EVOLVING LANDSCAPES OF COLLABORATIVE TESTING FOR ADAS & AD

Automotive Industry Insights

Examples with special relevance for type approval

Scenario-Based Approval of ALKS (Automated Lane Keeping Systems) using X-in-the-Loop

Scenario-based test approaches have several features that make them interesting for assessment, release, and type approval of automated driving functions. The first aspect to mention here is the analogies to methods used for risk evaluation. These analogies allow the use of in-the-loop methods to confirm cases identified during analysis. This might include aspects like severity ratings or input parameters for controllability considerations, as well as identification of edge cases.

Secondly, scenario-based in-the-loop methods might be used to build a positive risk argument along the lines of UNECE R157 (ALKS) Annex 4, Appendix 3, by comparing the system of interest with an (existing) benchmark. Such a benchmark might also be a driver model as suggested in UNECE R157.

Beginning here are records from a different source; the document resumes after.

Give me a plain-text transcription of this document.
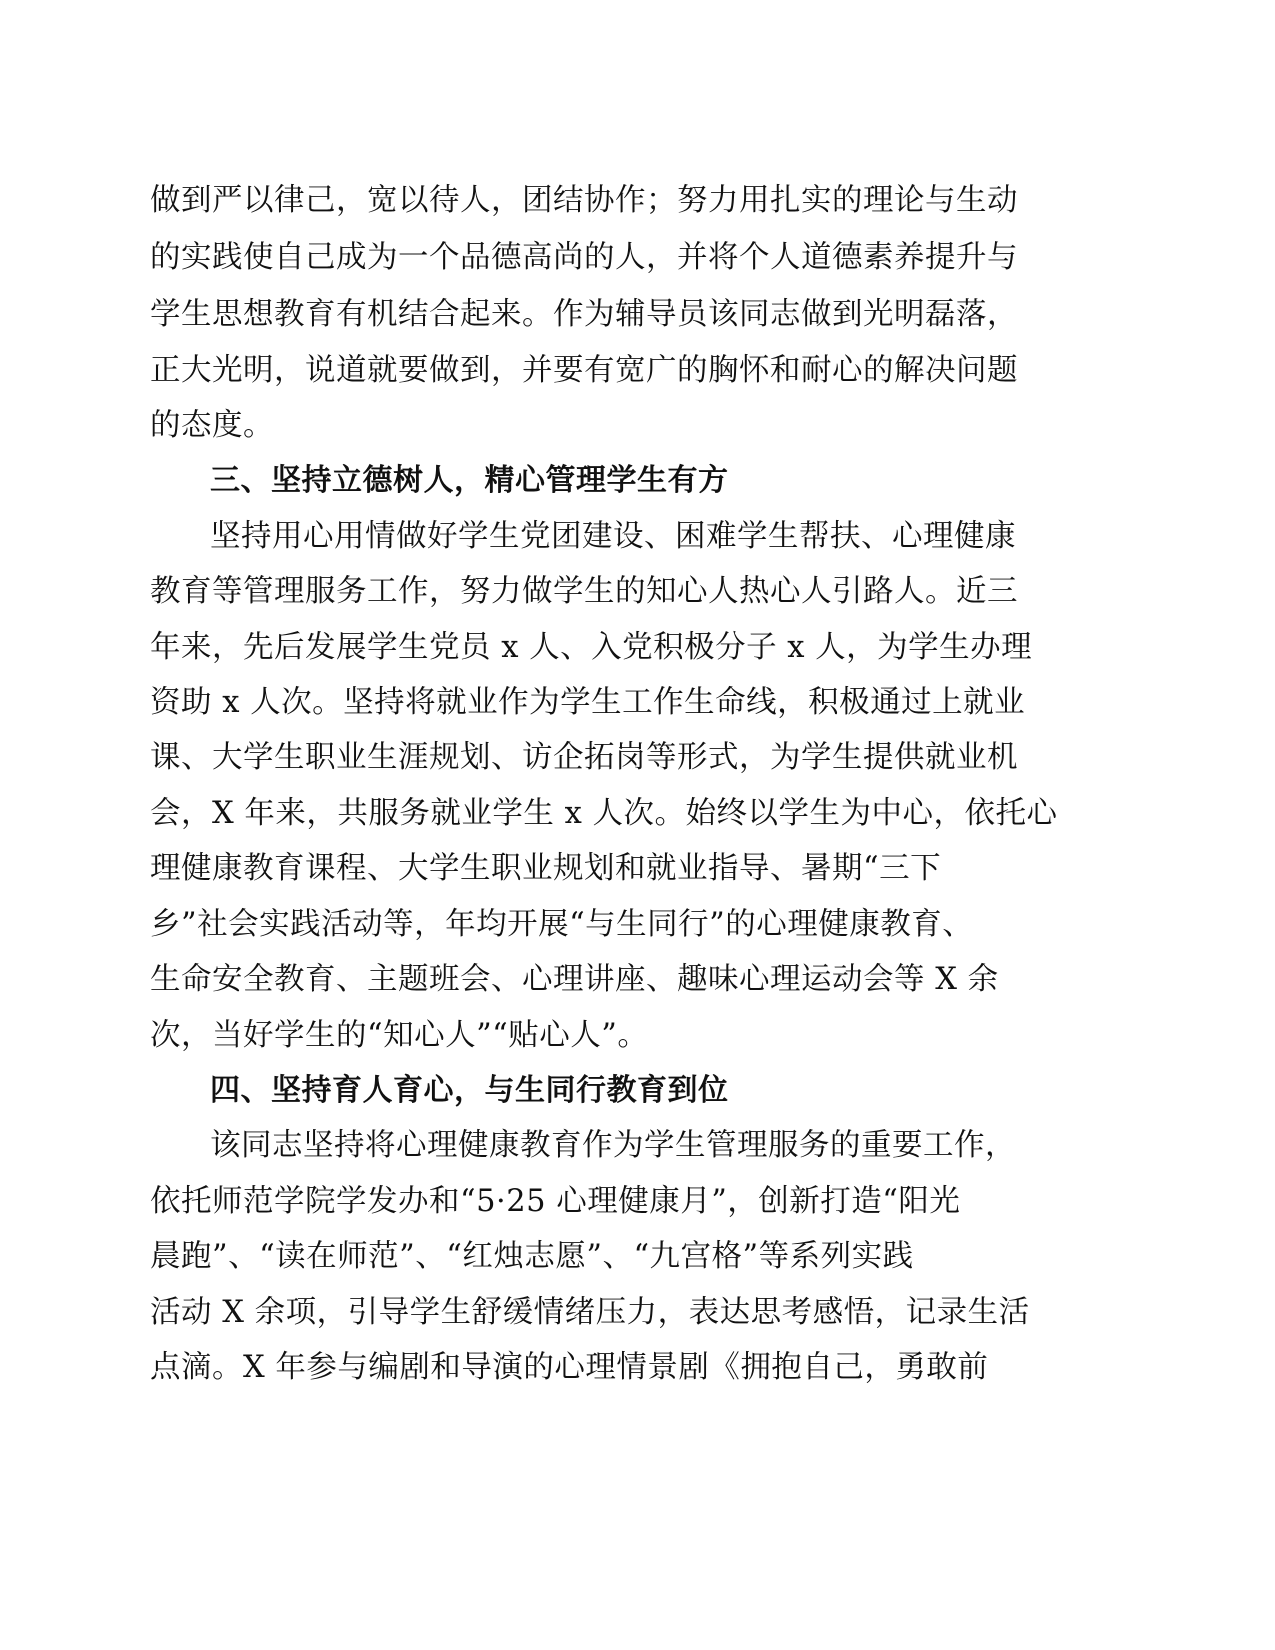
做到严以律己，宽以待人，团结协作；努力用扎实的理论与生动
的实践使自己成为一个品德高尚的人，并将个人道德素养提升与
学生思想教育有机结合起来。作为辅导员该同志做到光明磊落，
正大光明，说道就要做到，并要有宽广的胸怀和耐心的解决问题
的态度。
三、坚持立德树人，精心管理学生有方
坚持用心用情做好学生党团建设、困难学生帮扶、心理健康
教育等管理服务工作，努力做学生的知心人热心人引路人。近三
年来，先后发展学生党员 x 人、入党积极分子 x 人，为学生办理
资助 x 人次。坚持将就业作为学生工作生命线，积极通过上就业
课、大学生职业生涯规划、访企拓岗等形式，为学生提供就业机
会，X 年来，共服务就业学生 x 人次。始终以学生为中心，依托心
理健康教育课程、大学生职业规划和就业指导、暑期“三下
乡”社会实践活动等，年均开展“与生同行”的心理健康教育、
生命安全教育、主题班会、心理讲座、趣味心理运动会等 X 余
次，当好学生的“知心人”“贴心人”。
四、坚持育人育心，与生同行教育到位
该同志坚持将心理健康教育作为学生管理服务的重要工作，
依托师范学院学发办和“5·25 心理健康月”，创新打造“阳光
晨跑”、“读在师范”、“红烛志愿”、“九宫格”等系列实践
活动 X 余项，引导学生舒缓情绪压力，表达思考感悟，记录生活
点滴。X 年参与编剧和导演的心理情景剧《拥抱自己，勇敢前
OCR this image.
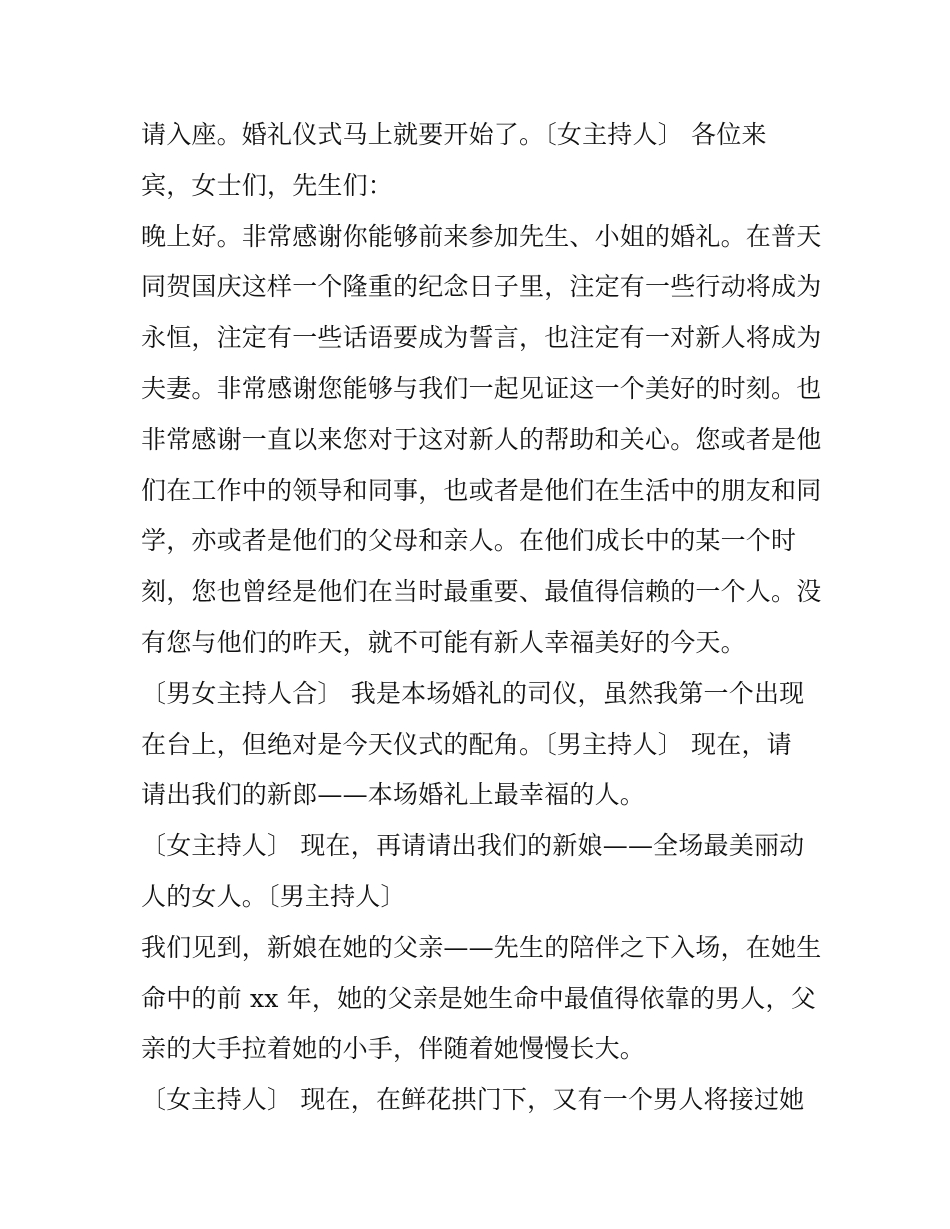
请入座。婚礼仪式马上就要开始了。〔女主持人〕 各位来
宾，女士们，先生们：
晚上好。非常感谢你能够前来参加先生、小姐的婚礼。在普天
同贺国庆这样一个隆重的纪念日子里，注定有一些行动将成为
永恒，注定有一些话语要成为誓言，也注定有一对新人将成为
夫妻。非常感谢您能够与我们一起见证这一个美好的时刻。也
非常感谢一直以来您对于这对新人的帮助和关心。您或者是他
们在工作中的领导和同事，也或者是他们在生活中的朋友和同
学，亦或者是他们的父母和亲人。在他们成长中的某一个时
刻，您也曾经是他们在当时最重要、最值得信赖的一个人。没
有您与他们的昨天，就不可能有新人幸福美好的今天。
〔男女主持人合〕 我是本场婚礼的司仪，虽然我第一个出现
在台上，但绝对是今天仪式的配角。〔男主持人〕 现在，请
请出我们的新郎——本场婚礼上最幸福的人。
〔女主持人〕 现在，再请请出我们的新娘——全场最美丽动
人的女人。〔男主持人〕
我们见到，新娘在她的父亲——先生的陪伴之下入场，在她生
命中的前 xx 年，她的父亲是她生命中最值得依靠的男人，父
亲的大手拉着她的小手，伴随着她慢慢长大。
〔女主持人〕 现在，在鲜花拱门下，又有一个男人将接过她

Thirdly, to confirm the safety of the intended function (SOTIF from ISO/DIS 21448 or “operational safety” in UNECE sources), it will be necessary to argue the absence of unknown hazardous scenarios (refer to “area 3” from ISO/DIS 21448). This endeavor is sometimes also referred to as the exploration of the unknown. In case this exploration requires a parameter variation, in-the-loop techniques should complement real-world observations.

SW/HW Reprocessing/Data-Replay for Perception Systems
With the currently available methods and experiences, the argument to control risk cannot end after product release. Instead, the final evidence for acceptable risk (e.g., in terms of a positive risk balance) can only be provided in the field. Thus, field observation has become an essential part of the UNECE regulations. Due to limitations in connectivity and in-vehicle data storage capacity, testing capabilities to reproduce adverse interactions in real-world application are required to operate an automated vehicle fleet safely. Reprocessing of recorded (or reconstructed) sensor data might allow a reconstruction, analysis, and future mitigation of such adverse effects.

VIL and Proving Ground
Previously, the outstanding role of in-the-loop and reprocessing techniques has been discussed. However, the key element that makes these methods efficient – namely partial modeling (and thus simplification) of the real world – is also a point of weakness once it comes to systematic deviations. To keep these potential systematic issues under control, a close alignment with other test results that are closer to the real-world application of automated vehicles on public roads is required. This means vehicle-in-the-loop and proving ground tests are key to model validation in other in-the-loop approaches. Beyond this, proving ground tests are integrated in the UNECE multi-pillar approach as a mandatory part, requiring the accomplishment of a minimum set of challenges.